One of the great recurring problems of the modern day Anglican Communion is focusing on “regulations” rather than on the undergirding principles. A prime example was found in the great offense found when diocesan boundaries were crossed to provide Gospel ministry and oversight in places where it was not faithful to Scriptural (and thus Anglican) norms. The objecting argument was that diocesan boundaries were/are the defining principle of Anglicanism. That’s wrong. Diocesan boundaries are a useful tool that is helpful in safeguarding the Gospel. However, when a Diocese turns away from the Gospel and is leading people away from the redeeming love of Christ, it is not an ethical violation to transgress the boundary in order to preserve the principle for which the boundary was originally put in place.
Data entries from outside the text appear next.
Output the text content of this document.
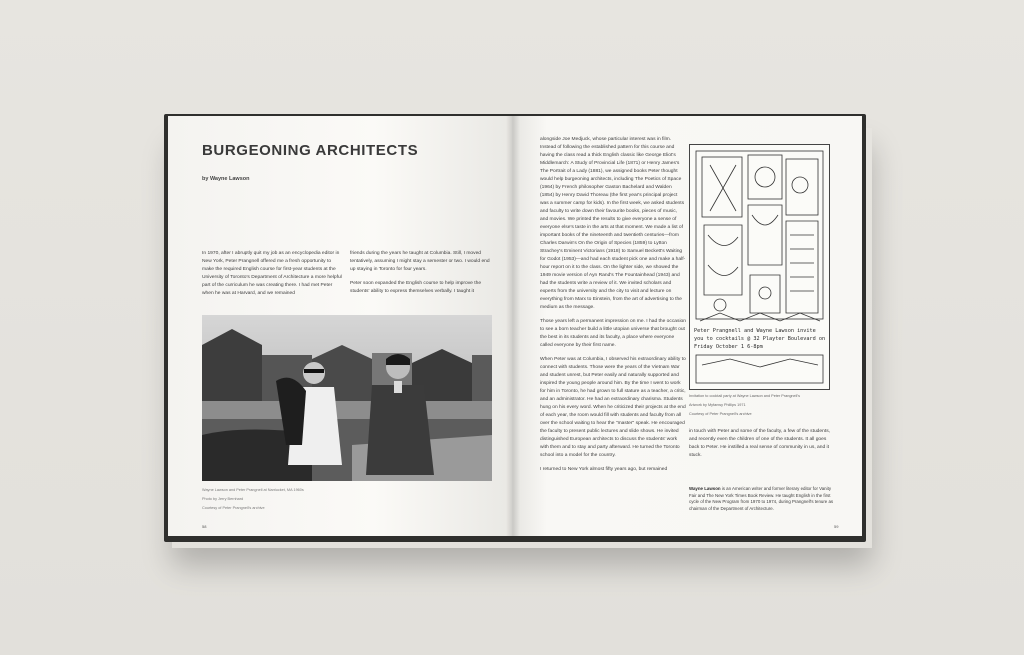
BURGEONING ARCHITECTS
by Wayne Lawson
In 1970, after I abruptly quit my job as an encyclopedia editor in New York, Peter Prangnell offered me a fresh opportunity to make the required English course for first-year students at the University of Toronto's Department of Architecture a more helpful part of the curriculum he was creating there. I had met Peter when he was at Harvard, and we remained

friends during the years he taught at Columbia. Still, I moved tentatively, assuming I might stay a semester or two. I would end up staying in Toronto for four years.

Peter soon expanded the English course to help improve the students' ability to express themselves verbally. I taught it

Wayne Lawson and Peter Prangnell at Nantucket, MA 1960s
Photo by Jerry Bernhard
Courtesy of Peter Prangnell's archive
58

alongside Joe Medjuck, whose particular interest was in film. Instead of following the established pattern for this course and having the class read a thick English classic like George Eliot's Middlemarch: A Study of Provincial Life (1871) or Henry James's The Portrait of a Lady (1881), we assigned books Peter thought would help burgeoning architects, including The Poetics of Space (1964) by French philosopher Gaston Bachelard and Walden (1854) by Henry David Thoreau (the first year's principal project was a summer camp for kids). In the first week, we asked students and faculty to write down their favourite books, pieces of music, and movies. We printed the results to give everyone a sense of everyone else's taste in the arts at that moment. We made a list of important books of the nineteenth and twentieth centuries—from Charles Darwin's On the Origin of Species (1859) to Lytton Strachey's Eminent Victorians (1918) to Samuel Beckett's Waiting for Godot (1953)—and had each student pick one and make a half-hour report on it to the class. On the lighter side, we showed the 1949 movie version of Ayn Rand's The Fountainhead (1943) and had the students write a review of it. We invited scholars and experts from the university and the city to visit and lecture on everything from Marx to Einstein, from the art of advertising to the medium as the message.

Those years left a permanent impression on me. I had the occasion to see a born teacher build a little utopian universe that brought out the best in its students and its faculty, a place where everyone called everyone by their first name.

When Peter was at Columbia, I observed his extraordinary ability to connect with students. Those were the years of the Vietnam War and student unrest, but Peter easily and naturally supported and inspired the young people around him. By the time I went to work for him in Toronto, he had grown to full stature as a teacher, a critic, and an administrator. He had an extraordinary charisma. Students hung on his every word. When he criticized their projects at the end of each year, the room would fill with students and faculty from all over the school waiting to hear the "master" speak. He encouraged the faculty to present public lectures and slide shows. He invited distinguished European architects to discuss the students' work with them and to stay and party afterward. He turned the Toronto school into a model for the country.

I returned to New York almost fifty years ago, but remained

Peter Prangnell and Wayne Lawson invite
you to cocktails @ 32 Playter Boulevard on
Friday October 1 6-8pm
Invitation to cocktail party at Wayne Lawson and Peter Prangnell's
Artwork by Myfanwy Phillips 1971
Courtesy of Peter Prangnell's archive

in touch with Peter and some of the faculty, a few of the students, and recently even the children of one of the students. It all goes back to Peter. He instilled a real sense of community in us, and it stuck.

Wayne Lawson is an American writer and former literary editor for Vanity Fair and The New York Times Book Review. He taught English in the first cycle of the New Program from 1970 to 1974, during Prangnell's tenure as chairman of the Department of Architecture.
59
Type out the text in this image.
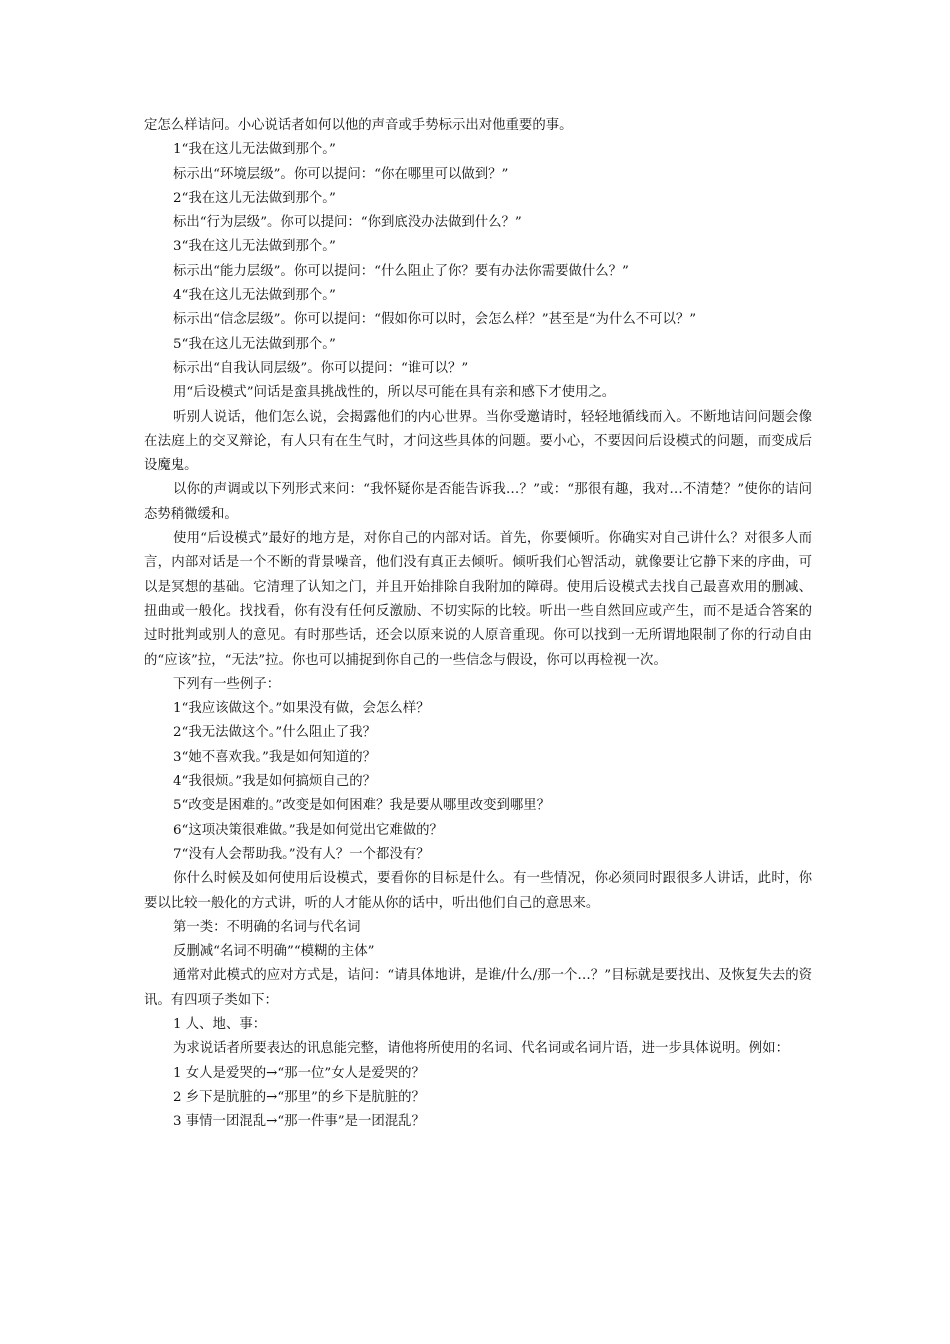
定怎么样诘问。小心说话者如何以他的声音或手势标示出对他重要的事。

1“我在这儿无法做到那个。”

标示出“环境层级”。你可以提问：“你在哪里可以做到？”

2“我在这儿无法做到那个。”

标出“行为层级”。你可以提问：“你到底没办法做到什么？”

3“我在这儿无法做到那个。”

标示出“能力层级”。你可以提问：“什么阻止了你？要有办法你需要做什么？”

4“我在这儿无法做到那个。”

标示出“信念层级”。你可以提问：“假如你可以时，会怎么样？”甚至是“为什么不可以？”

5“我在这儿无法做到那个。”

标示出“自我认同层级”。你可以提问：“谁可以？”

用“后设模式”问话是蛮具挑战性的，所以尽可能在具有亲和感下才使用之。

听别人说话，他们怎么说，会揭露他们的内心世界。当你受邀请时，轻轻地循线而入。不断地诘问问题会像在法庭上的交叉辩论，有人只有在生气时，才问这些具体的问题。要小心，不要因问后设模式的问题，而变成后设魔鬼。

以你的声调或以下列形式来问：“我怀疑你是否能告诉我…？”或：“那很有趣，我对…不清楚？”使你的诘问态势稍微缓和。

使用“后设模式”最好的地方是，对你自己的内部对话。首先，你要倾听。你确实对自己讲什么？对很多人而言，内部对话是一个不断的背景噪音，他们没有真正去倾听。倾听我们心智活动，就像要让它静下来的序曲，可以是冥想的基础。它清理了认知之门，并且开始排除自我附加的障碍。使用后设模式去找自己最喜欢用的删减、扭曲或一般化。找找看，你有没有任何反激励、不切实际的比较。听出一些自然回应或产生，而不是适合答案的过时批判或别人的意见。有时那些话，还会以原来说的人原音重现。你可以找到一无所谓地限制了你的行动自由的“应该”拉，“无法”拉。你也可以捕捉到你自己的一些信念与假设，你可以再检视一次。

下列有一些例子：

1“我应该做这个。”如果没有做，会怎么样？

2“我无法做这个。”什么阻止了我？

3“她不喜欢我。”我是如何知道的？

4“我很烦。”我是如何搞烦自己的？

5“改变是困难的。”改变是如何困难？我是要从哪里改变到哪里？

6“这项决策很难做。”我是如何觉出它难做的？

7“没有人会帮助我。”没有人？一个都没有？

你什么时候及如何使用后设模式，要看你的目标是什么。有一些情况，你必须同时跟很多人讲话，此时，你要以比较一般化的方式讲，听的人才能从你的话中，听出他们自己的意思来。

第一类：不明确的名词与代名词

反删减“名词不明确”“模糊的主体”

通常对此模式的应对方式是，诘问：“请具体地讲，是谁/什么/那一个…？”目标就是要找出、及恢复失去的资讯。有四项子类如下：

1 人、地、事：

为求说话者所要表达的讯息能完整，请他将所使用的名词、代名词或名词片语，进一步具体说明。例如：

1 女人是爱哭的→“那一位”女人是爱哭的？

2 乡下是肮脏的→“那里”的乡下是肮脏的？

3 事情一团混乱→“那一件事”是一团混乱？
In other words, when the boundary, which was put in place to safeguard the Gospel, becomes perverted and is being used as an un-redemptive tool, it is not an ethical violation to transgress the structural boundary to preserve the Gospel which gave rise to the structure in the first place.

When a Diocese or a Province takes action that violates the revealed truth in Scripture, it does not matter how tidily the bureaucracy has authenticated it. The issue is not fidelity to Diocesan procedure, the question is whether the decision conforms to Scripture.

More than a few Provinces who consider themselves wholly orthodox are maintaining normal relations with other Provinces who have moved in spiritually destructive directions because the offending Province claims that they have followed their own procedures. That is no more efficacious than a resolution or new canon declaring the repealing of gravity would be.

Jesus doesn’t love the structures of the church as an end in themselves. He loves the Church and the people. He loves redemption that transforms lives. Measures that rob people of the transforming love of the Gospel are anathema to Him, and they will ultimately receive His whip of cords rather than His approval.

Right now, there are tragic instances in which structures of the “instruments of unity” in the Anglican Communion have compromised their Gospel purpose. As such, they no longer have the moral or spiritual authority to act. The same is true for us as individuals, for parishes, Dioceses, and Provinces. When people rebel against God’s purpose and will that is revealed in Scripture, they are fit only for repentance or removal. Those who have charted the errant and un-redemptive courses that are tragically common may escape judgment for a time, but it will come. Gravity can’t be repealed.